Ирвин, конечно, тут же вклинился:
— О чём я не имею?
У него в последнее время сделался звонкий, новый голос и походка чуть-чуть враскачку, расслабленная, будто он был уверен, что всё живое пропадёт с его дороги, стоит ему шевельнуть пальцем. Марика фыркала:
— Весь в мать, один в один.
Ирвин отдёргивался:
— Что ты о ней знаешь!
Он стал неловким, нервным, вечно злым и смущённым одновременно; наверное, это значило — подросток, уже можно начинать, но в голове у Шандора всё билось: один шанс.
— О чём понятия я не имею, Илвес?
Илвес одними губами сказал что-то непечатное и махнул рукой:
— Да ни о чём, это я так.
Илвес тоже качался между долгом и привязанностью, но он увидел Ирвина недавно, а Шандор его всё-таки растил.
— Тебе придётся выпустить его в мир, — сказала Яна недавно, — мама бы разозлилась. Очень страшно.
— Что страшно?
— Всё. Что будет, что не сбудется. Как будто вижу всё и ничего одновременно.
Яна давно видела обрывки будущего и несбывшегося; сам Шандор так не умел. И теперь медлил, хотя, возможно, в этом и была ошибка. Ирвин смотрел огромными глазами, как всегда, когда Илвес заводил речь о чём-то важном. Какая разница, сегодня или завтра? Любой момент худший. Нарочно ровным, скучным голосом Шандор спросил:
— Ирвин, скажи, ты хочешь во дворец?
Тот вскинулся:
— Где правили мои родители? Ещё бы нет.
— Ты что, вырастил мага втайне от меня? Ты говорил, он умер ещё в детстве. Ты всё это время мне врал? Как ты умудрился?

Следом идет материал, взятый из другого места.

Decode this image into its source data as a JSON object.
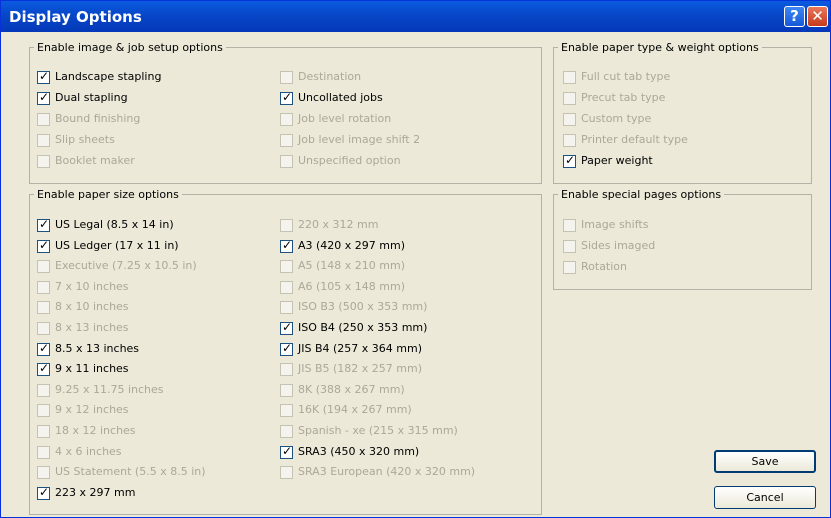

Я, вообще-то, тоже там стоял, и я привык, что меня замечали, но твой опекун смотрел только на тебя. Мы представились в общем зале, тронном зале, и я успел разглядеть свою сестру в чёрном и золотом — она, кстати, мне даже не кивнула, — и, пока ты говорил:
— Это мой воспитанник, он же наследный принц, он же мой ученик, — я всё смотрел, как у сестры дрожит жилка на шее.

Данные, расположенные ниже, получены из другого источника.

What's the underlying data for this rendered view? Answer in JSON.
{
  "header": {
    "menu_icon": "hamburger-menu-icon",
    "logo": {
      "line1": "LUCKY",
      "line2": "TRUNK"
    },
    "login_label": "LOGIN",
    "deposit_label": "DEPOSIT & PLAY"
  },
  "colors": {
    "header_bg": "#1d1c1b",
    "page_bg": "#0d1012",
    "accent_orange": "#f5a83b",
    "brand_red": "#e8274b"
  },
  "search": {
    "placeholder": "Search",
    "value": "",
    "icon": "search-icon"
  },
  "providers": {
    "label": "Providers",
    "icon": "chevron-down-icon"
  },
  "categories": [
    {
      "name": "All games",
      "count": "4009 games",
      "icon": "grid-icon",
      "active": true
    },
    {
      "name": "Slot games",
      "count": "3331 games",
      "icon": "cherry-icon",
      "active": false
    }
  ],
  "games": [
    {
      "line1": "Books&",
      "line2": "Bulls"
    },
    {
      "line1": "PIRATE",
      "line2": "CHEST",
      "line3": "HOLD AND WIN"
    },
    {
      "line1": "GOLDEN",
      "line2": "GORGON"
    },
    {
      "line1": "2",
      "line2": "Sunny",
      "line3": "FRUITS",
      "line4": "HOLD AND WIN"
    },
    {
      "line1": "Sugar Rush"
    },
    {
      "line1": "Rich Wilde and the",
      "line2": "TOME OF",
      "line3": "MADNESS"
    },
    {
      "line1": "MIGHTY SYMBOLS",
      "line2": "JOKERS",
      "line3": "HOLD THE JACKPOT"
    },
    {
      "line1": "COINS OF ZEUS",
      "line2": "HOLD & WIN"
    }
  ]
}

Дворца я не узнал. Так долго ждал, пока окажусь в старых коридорах, вспомню статуи, мимо которых столько бегал маленьким, посмотрю на портреты, на мебель, ковры — но ничего не отозвалось. Когда мы уходили, Марика сказала:
— Чем бы ни кончилось, я сегодня напьюсь.
И ты не ответил: «Марика, опять ты», а сказал:
— Может быть, я тоже найду способ забыться.

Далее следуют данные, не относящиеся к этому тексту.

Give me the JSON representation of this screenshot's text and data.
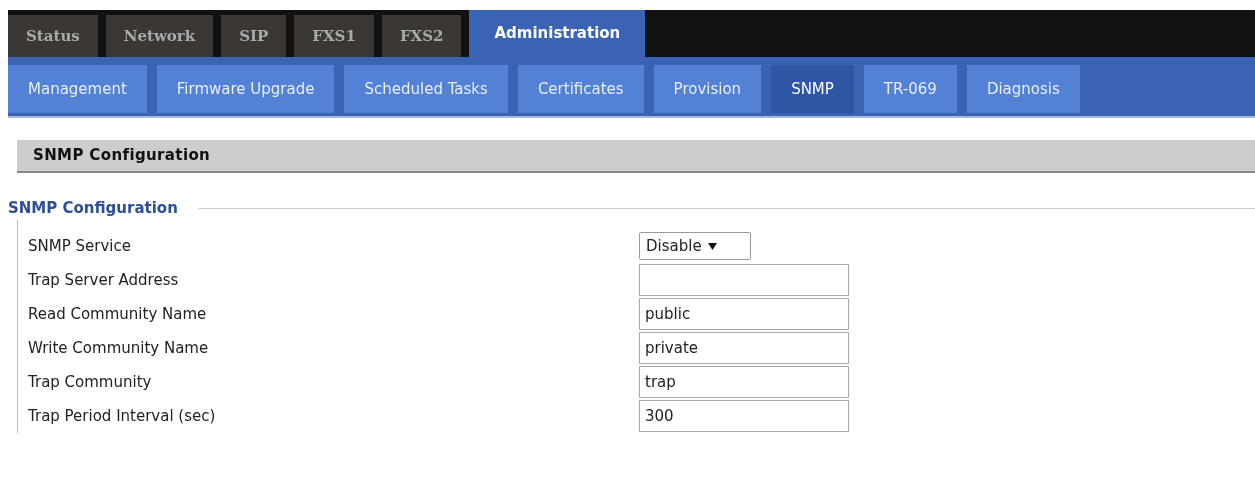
{
  "main_tabs": [
    {
      "label": "Status",
      "selected": false
    },
    {
      "label": "Network",
      "selected": false
    },
    {
      "label": "SIP",
      "selected": false
    },
    {
      "label": "FXS1",
      "selected": false
    },
    {
      "label": "FXS2",
      "selected": false
    },
    {
      "label": "Administration",
      "selected": true
    }
  ],
  "sub_tabs": [
    {
      "label": "Management",
      "selected": false
    },
    {
      "label": "Firmware Upgrade",
      "selected": false
    },
    {
      "label": "Scheduled Tasks",
      "selected": false
    },
    {
      "label": "Certificates",
      "selected": false
    },
    {
      "label": "Provision",
      "selected": false
    },
    {
      "label": "SNMP",
      "selected": true
    },
    {
      "label": "TR-069",
      "selected": false
    },
    {
      "label": "Diagnosis",
      "selected": false
    }
  ],
  "section_title": "SNMP Configuration",
  "fieldset": {
    "legend": "SNMP Configuration",
    "fields": [
      {
        "label": "SNMP Service",
        "kind": "select",
        "value": "Disable"
      },
      {
        "label": "Trap Server Address",
        "kind": "text"
      },
      {
        "label": "Read Community Name",
        "kind": "text",
        "value": "public"
      },
      {
        "label": "Write Community Name",
        "kind": "text",
        "value": "private"
      },
      {
        "label": "Trap Community",
        "kind": "text",
        "value": "trap"
      },
      {
        "label": "Trap Period Interval (sec)",
        "kind": "text",
        "value": "300"
      }
    ]
  }
}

— А мне? — Я подумал, что, раз уж ты такое говоришь, надо ловить волну: — А мне можно забыться?
Ты взглянул на меня, будто забыл, что я ещё тут:
— Вырастешь — и пускай Марика учит тебя пить, я сам не умею. Но ты ссоришься с ней вечно.
— Я не буду!
Да мы и ссорились-то не всерьёз. Вещей я не брал: ты сказал, там, во дворце, уже всё есть. Получалось, что меня ждали, но тогда я не мог понять зачем.
Переноситься сам я до сих пор не умел, во всяком случае, в незнакомые места, поэтому ты взял меня за руку, как обычно. Мы оказались почти сразу в тронном зале:
— Я представлю тебя своему опекуну. Бывшему, но это пока детали. Ты ему ничего не должен, если что.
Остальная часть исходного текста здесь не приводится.